International Service for Human Rights (ISHR) said the commitment of the Human Rights Council sends an important signal of support to human rights defenders working on these issues, and recognises the legitimacy of their work.

What next?

A study, to be completed by December 2011, will both document discriminatory laws, practises and acts of violence against individuals all over the world based on their sexual orientation and gender identity, and assess how international human rights law could be used to end violence and related human rights violations based on sexual orientation gender identity.

Based on the study, a panel discussion will take place during the 19th session of the Council.


Business and Human Rights

On 16 June, the Council endorsed a new set of Guiding Principles for Business and Human Rights designed to provide – for the first time – a global standard for preventing and addressing the risk of adverse impacts on human rights linked to business activity.

NGO criticism

The Guiding Principles were criticised by many NGOs, with Arvind Ganesan, business and human rights director at Human Rights Watch, saying: “In effect, the council endorsed the status quo: a world where companies are encouraged, but not obliged, to respect human rights. Guidance isn’t enough – we need a mechanism to scrutinize how companies and governments apply these principles.”

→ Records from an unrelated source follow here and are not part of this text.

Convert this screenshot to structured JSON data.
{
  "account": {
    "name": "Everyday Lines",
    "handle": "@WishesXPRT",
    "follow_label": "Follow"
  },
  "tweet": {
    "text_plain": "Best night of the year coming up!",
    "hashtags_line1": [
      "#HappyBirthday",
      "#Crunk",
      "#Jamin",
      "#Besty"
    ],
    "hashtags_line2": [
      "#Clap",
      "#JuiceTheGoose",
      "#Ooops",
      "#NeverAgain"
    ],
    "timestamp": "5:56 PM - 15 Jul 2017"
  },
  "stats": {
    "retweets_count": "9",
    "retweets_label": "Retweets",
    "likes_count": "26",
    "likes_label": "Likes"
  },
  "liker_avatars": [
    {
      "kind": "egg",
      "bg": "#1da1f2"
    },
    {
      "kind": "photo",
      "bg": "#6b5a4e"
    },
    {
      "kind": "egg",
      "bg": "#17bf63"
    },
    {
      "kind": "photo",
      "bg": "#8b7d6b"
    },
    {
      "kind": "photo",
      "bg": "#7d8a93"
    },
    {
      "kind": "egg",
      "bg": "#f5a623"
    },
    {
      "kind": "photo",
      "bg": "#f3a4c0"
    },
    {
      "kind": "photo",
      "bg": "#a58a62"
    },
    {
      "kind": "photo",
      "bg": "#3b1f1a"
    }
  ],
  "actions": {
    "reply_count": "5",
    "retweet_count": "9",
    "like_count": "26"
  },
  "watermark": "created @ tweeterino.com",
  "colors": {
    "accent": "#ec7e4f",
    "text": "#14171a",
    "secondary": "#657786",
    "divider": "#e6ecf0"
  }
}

CRIN also criticised the Guiding Principles, lamenting the absence of children’s rights. “We cannot see how the adopted Principles are consonant with the ‘special attention’ envisioned for children in the Special Representative’s mandate”, CRIN stated.

“Given this failure, we now call on those responsible for monitoring and implementing the Principles to revisit the issue of business and children’s rights and ensure that the newly adopted Principles in practice genuinely respect children’s rights, fully address children’s unique vulnerability, and provide thorough and thoughtful direction on the subject of business and children’s rights to States and business enterprises alike.”

What next?

A Working Group will be established, consisting of five independent experts with a balanced geographical representation. The experts, who will take on the role for a period of three years, will be appointed at the 18th session of the Human Rights Council in September.